[As you can see, this is a multi-post theme and if you might find it helpful to begin at the beginning.]
An Outer Circle Church views the poor as people and don’t care that much about how they got that way.
“Of all the preposterous things nothing exceeds the criticisms of the habits of the poor by the well warmed, well housed, and well fed.” Herman Melville
The most spiritual Jews of Jesus’ day had an unspoken caste system of sorts that was partially based on geography. It mattered to them where you lived. Of course, they objected most to anyone who lived outside of the Holy Land – all Gentile dogs. A close second on the hated list were the cultist Samaritans who lived in what we call the West Bank today. What they believed was all wrong and one was better off keeping a healthy distance from them. Next, if you lived in Galilee you lived too far from Jerusalem and too close to the Gentile world for their taste and were therefore viewed with contempt. (That’s why they called it “Galilee of the Gentiles”).
There was one more region and people group, not so prominent in the New Testament, that in spite of the opinions of his fellow Jews, Jesus loved and reached out to – Perea on the other side of the Jordan. The spiritual elite viewed the Pereans, not so much with disdain, but with indifference. No one ever went to the other side of Jordan unless passing through to avoid Samaria. It was just a place to pass through and a people to pass by on your way to another place, a better place. The Pereans were their pariahs, persona non grata. They were an overlooked population in the days of Jesus. But Jesus spent a considerable amount of time, not just passing through, but pursuing those he loved there. Not surprisingly, Luke, the only Gentile who wrote books in the Bible, recorded more of Jesus’ teachings in Perea.

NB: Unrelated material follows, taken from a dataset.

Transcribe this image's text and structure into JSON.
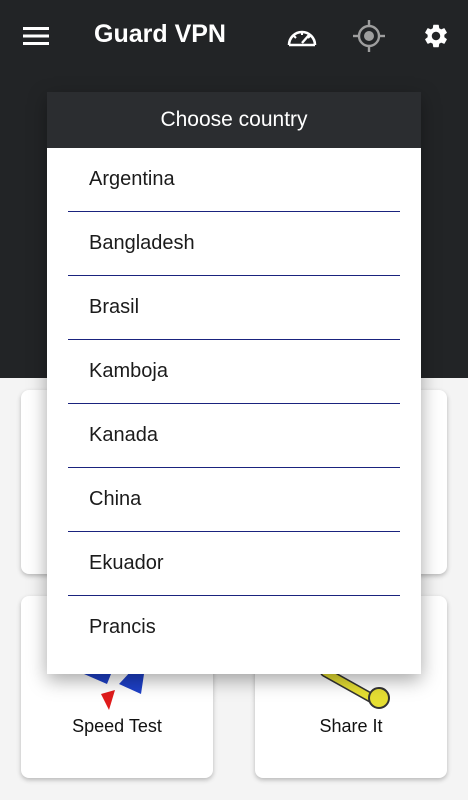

I make this point in order to ask us the question: Who do we overlook or blithely pass by on the way to someplace better where there are more important people than these Perean-types? Who are our “Pereans” – the unpersons that we simply don’t notice? I suggest that in the American Dream Churches the poor are often our Pereans, the ones who we unintentionally overlook if not actively avoid.
Maybe it’s because we overthink the reasons for someone’s destitution. After all, they may be addicts or thieves or sick with AIDS or Cirrhosis or lice! And why are they poor anyway? Why can’t they just get a job? Someone told me recently, “I struggle with the reasons why some people in this country are in such a destitute state and are out on the street begging.” He confessed that he was less sympathetic because he wondered whose fault it was that they were in their position. When he asked me how I dealt with that, I responded that if one is going to do community development among the urban poor, that’s a relevant issue. I said that since my assignment is more spiritual transformation than social renovation (which is a profoundly needed ministry in the city), in order to do my part I sort of have to put the causes of their destitution out of my mind. If I get hung up on why they’re poor I might forget to do what Jesus taught us to do – to serve and preach the good news to the poor. I don’t mean that I don’t care enough to listen carefully to their stories, most of them horrific and heart wrenching. I most certainly do. But in order to befriend them as fellow travellers, the reason for their poverty is not my main concern.
When I was in elementary school we did “show and tell” where we brought something from home to show to the class and tell about it. That’s our mission among the poor and the rich, to show his love in tangible ways and tell about him.
I think Outer Circle Churches just love their neighbors, especially the most disadvantaged ones, and let agape take them where it takes them.